EXHIBIT 5.1
Hodgson Russ LLP
One M&T Plaza, Suite 2000
Buffalo, NY 14203
November 3, 2005
Columbus McKinnon Corporation
140 John James Audubon Parkway
Amherst, New York 14228-1197
Re: | Columbus McKinnon Corporation | |||
Registration Statement on Form S-3 |
Gentlemen:
We have acted as counsel for Columbus McKinnon Corporation, a New York corporation (the “Company”), in connection with the registration statement on Form S-3, as amended (Registration No. 333-129142) (the “Registration Statement”), filed with the Securities and Exchange Commission (the “Commission”) under the Securities Act of 1933, as amended (the “Securities Act”), with respect to the registration of 3,800,000 shares of common stock, par value $.01 per share of the Company, covering (i) the offer and sale by the Company of 3,000,000 shares (the “Primary Shares”), (ii) the offer and sale by a certain selling shareholder of 350,000 shares (the “Secondary Shares”) and (iii) if exercised, the offer and sale by the Company of 450,000 additional shares (the “Additional Shares”) to the underwriters (the “Underwriters”).
In so acting, we have examined copies (certified or otherwise identified to our satisfaction) of the form of the Underwriting Agreement filed as an exhibit to the Registration Statement, certain resolutions adopted by the Board of Directors of the Company, the corporate and organizational documents of the Company, including the restated certificate of incorporation and amended by-laws, and such corporate records, agreements, documents and other instruments, and such certificates or comparable documents of public officials and of officers and representatives of the Company, and have made such inquiries of such officers and representatives, as we have deemed relevant and necessary as a basis for the opinions hereinafter set forth.
In such examination, we have assumed the genuineness of all signatures, the legal capacity of all natural persons, the authenticity of all documents submitted to us as originals, the conformity to original documents of all documents submitted to us as certified, conformed or photostatic copies and the authenticity of the originals of such latter documents. As to all questions of fact material to these opinions that have not been independently established, we have relied upon certificates or comparable documents of officers and representatives of the Company.

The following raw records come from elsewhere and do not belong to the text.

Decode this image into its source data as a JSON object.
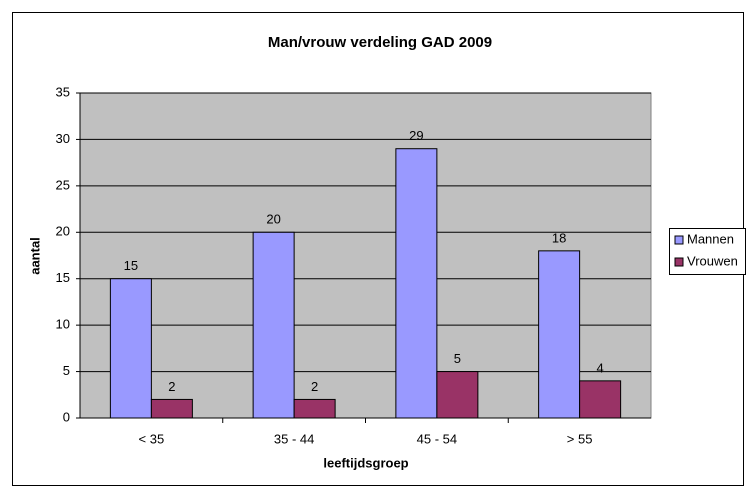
{
  "chart_data": {
    "type": "bar",
    "title": "Man/vrouw verdeling GAD 2009",
    "xlabel": "leeftijdsgroep",
    "ylabel": "aantal",
    "categories": [
      "< 35",
      "35 - 44",
      "45 - 54",
      "> 55"
    ],
    "series": [
      {
        "name": "Mannen",
        "color": "#9999ff",
        "values": [
          15,
          20,
          29,
          18
        ]
      },
      {
        "name": "Vrouwen",
        "color": "#993366",
        "values": [
          2,
          2,
          5,
          4
        ]
      }
    ],
    "ylim": [
      0,
      35
    ],
    "yticks": [
      0,
      5,
      10,
      15,
      20,
      25,
      30,
      35
    ],
    "grid": true,
    "legend": "right"
  }
}
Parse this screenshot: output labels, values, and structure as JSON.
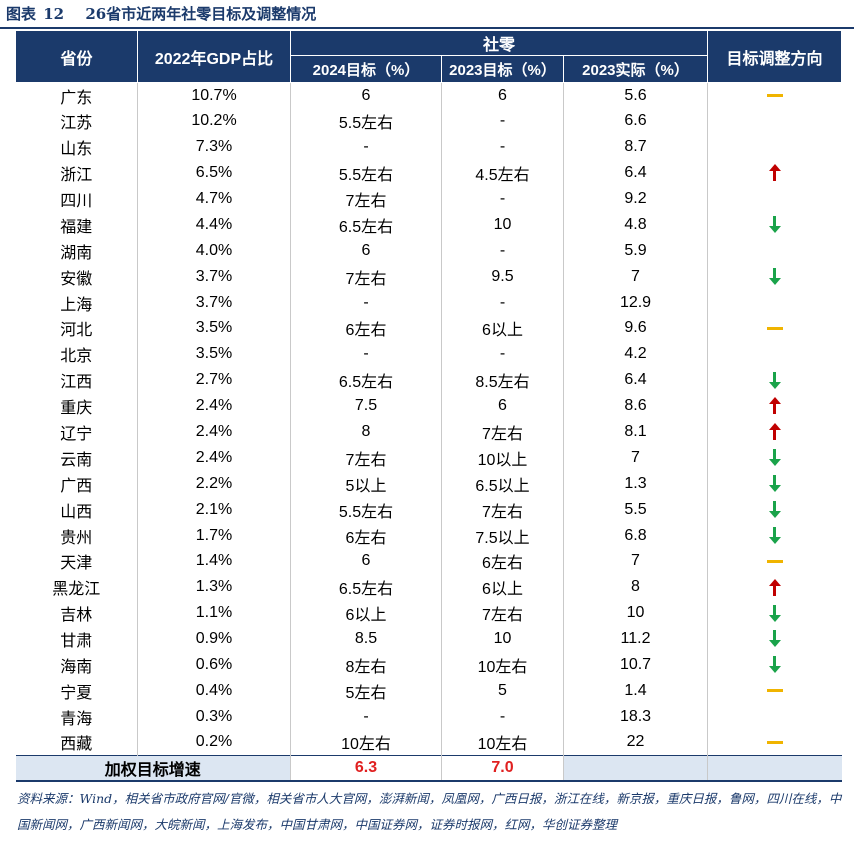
{
  "figure": {
    "label": "图表",
    "number": "12",
    "title": "26省市近两年社零目标及调整情况"
  },
  "table": {
    "headers": {
      "province": "省份",
      "gdp_share": "2022年GDP占比",
      "retail_group": "社零",
      "target_2024": "2024目标（%）",
      "target_2023": "2023目标（%）",
      "actual_2023": "2023实际（%）",
      "direction": "目标调整方向"
    },
    "direction_icons": {
      "up": "arrow-up-icon",
      "down": "arrow-down-icon",
      "flat": "flat-dash-icon"
    },
    "colors": {
      "header_bg": "#1b3a6b",
      "up_arrow": "#c00000",
      "down_arrow": "#1aa34a",
      "flat_dash": "#f0b400",
      "summary_value": "#e02020"
    },
    "rows": [
      {
        "province": "广东",
        "gdp_share": "10.7%",
        "target_2024": "6",
        "target_2023": "6",
        "actual_2023": "5.6",
        "direction": "flat"
      },
      {
        "province": "江苏",
        "gdp_share": "10.2%",
        "target_2024": "5.5左右",
        "target_2023": "-",
        "actual_2023": "6.6",
        "direction": ""
      },
      {
        "province": "山东",
        "gdp_share": "7.3%",
        "target_2024": "-",
        "target_2023": "-",
        "actual_2023": "8.7",
        "direction": ""
      },
      {
        "province": "浙江",
        "gdp_share": "6.5%",
        "target_2024": "5.5左右",
        "target_2023": "4.5左右",
        "actual_2023": "6.4",
        "direction": "up"
      },
      {
        "province": "四川",
        "gdp_share": "4.7%",
        "target_2024": "7左右",
        "target_2023": "-",
        "actual_2023": "9.2",
        "direction": ""
      },
      {
        "province": "福建",
        "gdp_share": "4.4%",
        "target_2024": "6.5左右",
        "target_2023": "10",
        "actual_2023": "4.8",
        "direction": "down"
      },
      {
        "province": "湖南",
        "gdp_share": "4.0%",
        "target_2024": "6",
        "target_2023": "-",
        "actual_2023": "5.9",
        "direction": ""
      },
      {
        "province": "安徽",
        "gdp_share": "3.7%",
        "target_2024": "7左右",
        "target_2023": "9.5",
        "actual_2023": "7",
        "direction": "down"
      },
      {
        "province": "上海",
        "gdp_share": "3.7%",
        "target_2024": "-",
        "target_2023": "-",
        "actual_2023": "12.9",
        "direction": ""
      },
      {
        "province": "河北",
        "gdp_share": "3.5%",
        "target_2024": "6左右",
        "target_2023": "6以上",
        "actual_2023": "9.6",
        "direction": "flat"
      },
      {
        "province": "北京",
        "gdp_share": "3.5%",
        "target_2024": "-",
        "target_2023": "-",
        "actual_2023": "4.2",
        "direction": ""
      },
      {
        "province": "江西",
        "gdp_share": "2.7%",
        "target_2024": "6.5左右",
        "target_2023": "8.5左右",
        "actual_2023": "6.4",
        "direction": "down"
      },
      {
        "province": "重庆",
        "gdp_share": "2.4%",
        "target_2024": "7.5",
        "target_2023": "6",
        "actual_2023": "8.6",
        "direction": "up"
      },
      {
        "province": "辽宁",
        "gdp_share": "2.4%",
        "target_2024": "8",
        "target_2023": "7左右",
        "actual_2023": "8.1",
        "direction": "up"
      },
      {
        "province": "云南",
        "gdp_share": "2.4%",
        "target_2024": "7左右",
        "target_2023": "10以上",
        "actual_2023": "7",
        "direction": "down"
      },
      {
        "province": "广西",
        "gdp_share": "2.2%",
        "target_2024": "5以上",
        "target_2023": "6.5以上",
        "actual_2023": "1.3",
        "direction": "down"
      },
      {
        "province": "山西",
        "gdp_share": "2.1%",
        "target_2024": "5.5左右",
        "target_2023": "7左右",
        "actual_2023": "5.5",
        "direction": "down"
      },
      {
        "province": "贵州",
        "gdp_share": "1.7%",
        "target_2024": "6左右",
        "target_2023": "7.5以上",
        "actual_2023": "6.8",
        "direction": "down"
      },
      {
        "province": "天津",
        "gdp_share": "1.4%",
        "target_2024": "6",
        "target_2023": "6左右",
        "actual_2023": "7",
        "direction": "flat"
      },
      {
        "province": "黑龙江",
        "gdp_share": "1.3%",
        "target_2024": "6.5左右",
        "target_2023": "6以上",
        "actual_2023": "8",
        "direction": "up"
      },
      {
        "province": "吉林",
        "gdp_share": "1.1%",
        "target_2024": "6以上",
        "target_2023": "7左右",
        "actual_2023": "10",
        "direction": "down"
      },
      {
        "province": "甘肃",
        "gdp_share": "0.9%",
        "target_2024": "8.5",
        "target_2023": "10",
        "actual_2023": "11.2",
        "direction": "down"
      },
      {
        "province": "海南",
        "gdp_share": "0.6%",
        "target_2024": "8左右",
        "target_2023": "10左右",
        "actual_2023": "10.7",
        "direction": "down"
      },
      {
        "province": "宁夏",
        "gdp_share": "0.4%",
        "target_2024": "5左右",
        "target_2023": "5",
        "actual_2023": "1.4",
        "direction": "flat"
      },
      {
        "province": "青海",
        "gdp_share": "0.3%",
        "target_2024": "-",
        "target_2023": "-",
        "actual_2023": "18.3",
        "direction": ""
      },
      {
        "province": "西藏",
        "gdp_share": "0.2%",
        "target_2024": "10左右",
        "target_2023": "10左右",
        "actual_2023": "22",
        "direction": "flat"
      }
    ],
    "summary": {
      "label": "加权目标增速",
      "target_2024": "6.3",
      "target_2023": "7.0"
    }
  },
  "source_note": "资料来源：Wind，相关省市政府官网/官微，相关省市人大官网，澎湃新闻，凤凰网，广西日报，浙江在线，新京报，重庆日报，鲁网，四川在线，中国新闻网，广西新闻网，大皖新闻，上海发布，中国甘肃网，中国证券网，证券时报网，红网，华创证券整理"
}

Based on the foregoing, and subject to the qualifications stated herein, we are of the opinion that:
1. The Primary Shares have been duly and validly authorized and, when issued and delivered to and paid for by the Underwriters pursuant to the terms of the Underwriting Agreement, will be validly issued, fully paid and non-assessable.
2. The Secondary Shares have been duly authorized, validly issued and are fully paid and non-assessable.
3. The Additional Shares have been duly and validly authorized and, when issued and delivered to and paid for by the Underwriters pursuant to the terms of the Underwriting Agreement, will be validly issued, fully paid and non-assessable.
We hereby consent to the filing of this opinion with the Commission as Exhibit 5.1 to the Registration Statement. We also consent to the reference to our firm under the caption “Legal Matters” in the prospectus included within the Registration Statement. In giving this consent, we do not thereby admit that we are included in the category of persons whose consent is required under Section 7 of the Securities Act or the rules and regulations of the Commission.